Speaking of those: remember how Jonsnow’s friend Sam saved that pathetic old guy who keeps thinking Daenerys will let him kiss her? Well, Daenerys finally meets him, and thanks him for curing the sad sack’s eczema. Somehow, Sam’s family comes up, and Daenerys is like, “Ooooooooo, that’s a rough one. Because I definitely had my dragon incinerate your father and brother.” Sam weeps.
Bran, still parked outside, sees Sam emerging from that conversation, and the two have a cathartic chat. For us, not them.
All-seeing, Bran is like, “Look, it’s incredibly frustrating for both myself and the audience how long we’ve been dancing around this shit about telling Jonsnow that he’s the rightful Lord of the Seven Kingdoms. So before we continue on with this final season, could we just fucking get that over with?”
So: Sam meets up with Jonsnow in the classic pal hangout of the Stark Family Crypt. He drops that knowledge bomb on him. And, predictably, Jonsnow looks woeful about it.
But we’ll have to wait until next week (at the very least) until we see how he actually deals with it. Instead of closing on that thread, the episode goes one small step further in its reunion celebration: Jaime Lannister, scarcely recognizable, arriving at Winterfell himself. He looks over and fuck if it isn’t Bran, still just left there in the snow.

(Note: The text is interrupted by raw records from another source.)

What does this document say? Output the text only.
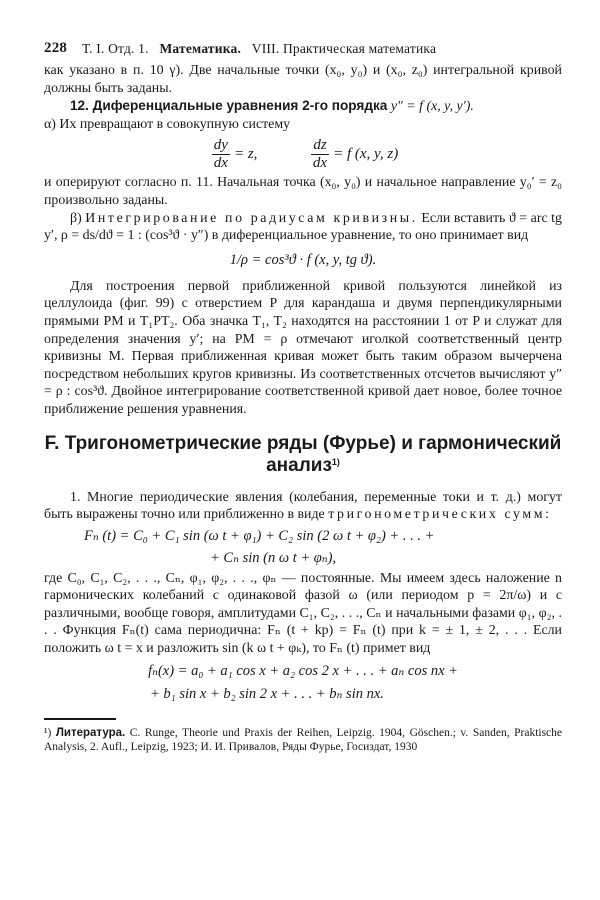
228 Т. I. Отд. 1. Математика. VIII. Практическая математика

как указано в п. 10 γ). Две начальные точки (x₀, y₀) и (x₀, z₀) интегральной кривой должны быть заданы.

12. Диференциальные уравнения 2-го порядка y″ = f (x, y, y′).

α) Их превращают в совокупную систему

$\frac{dy}{dx} = z$,	$\frac{dz}{dx} = f$ (x, y, z)

и оперируют согласно п. 11. Начальная точка (x₀, y₀) и начальное направление y₀′ = z₀ произвольно заданы.

β) Интегрирование по радиусам кривизны. Если вставить ϑ = arc tg y′, ρ = ds/dϑ = 1 : (cos³ϑ · y″) в диференциальное уравнение, то оно принимает вид

1/ρ = cos³ϑ · f (x, y, tg ϑ).

Для построения первой приближенной кривой пользуются линейкой из целлулоида (фиг. 99) с отверстием P для карандаша и двумя перпендикулярными прямыми PM и T₁PT₂. Оба значка T₁, T₂ находятся на расстоянии 1 от P и служат для определения значения y′; на PM = ρ отмечают иголкой соответственный центр кривизны M. Первая приближенная кривая может быть таким образом вычерчена посредством небольших кругов кривизны. Из соответственных отсчетов вычисляют y″ = ρ : cos³ϑ. Двойное интегрирование соответственной кривой дает новое, более точное приближение решения уравнения.

F. Тригонометрические ряды (Фурье) и гармонический анализ$^{1)}$

1. Многие периодические явления (колебания, переменные токи и т. д.) могут быть выражены точно или приближенно в виде тригонометрических сумм:

Fₙ (t) = C₀ + C₁ sin (ω t + φ₁) + C₂ sin (2 ω t + φ₂) + . . . +
+ Cₙ sin (n ω t + φₙ),

где C₀, C₁, C₂, . . ., Cₙ, φ₁, φ₂, . . ., φₙ — постоянные. Мы имеем здесь наложение n гармонических колебаний с одинаковой фазой ω (или периодом p = 2π/ω) и с различными, вообще говоря, амплитудами C₁, C₂, . . ., Cₙ и начальными фазами φ₁, φ₂, . . . Функция Fₙ(t) сама периодична: Fₙ (t + kp) = Fₙ (t) при k = ± 1, ± 2, . . . Если положить ω t = x и разложить sin (k ω t + φₖ), то Fₙ (t) примет вид

fₙ(x) = a₀ + a₁ cos x + a₂ cos 2 x + . . . + aₙ cos nx +
+ b₁ sin x + b₂ sin 2 x + . . . + bₙ sin nx.

¹) Литература. C. Runge, Theorie und Praxis der Reihen, Leipzig. 1904, Göschen.; v. Sanden, Praktische Analysis, 2. Aufl., Leipzig, 1923; И. И. Привалов, Ряды Фурье, Госиздат, 1930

“Aw, man, it’s that kid whose spine I wrecked by pushing him out a window for watching me do it with my sister. He’s probably going to be pissed about that,” Jaime visibly thinks.
“And damn did he get lanky.”
ALSO THIS: At some point, Theon freed She-on from Sabretooth’s boat, and now ol’ Reek is apparently set up for his own reunion episode with the classic Stark gang. Who even knows how he’s peeing.
ALSO, I just remembered how Ginger Freefolk, Fire-Sword One-eye, and their crew ran into a terrifying discovery: the Night King is doing outsider art. Like, he set up a whole scene, a boy with dismembered limbs splayed around him like a sun’s rays. Did Night King do that himself? Did he communicate his vision to his undead horde and have to keep art directing it through their brain-dead idiocy? It’s so stupid.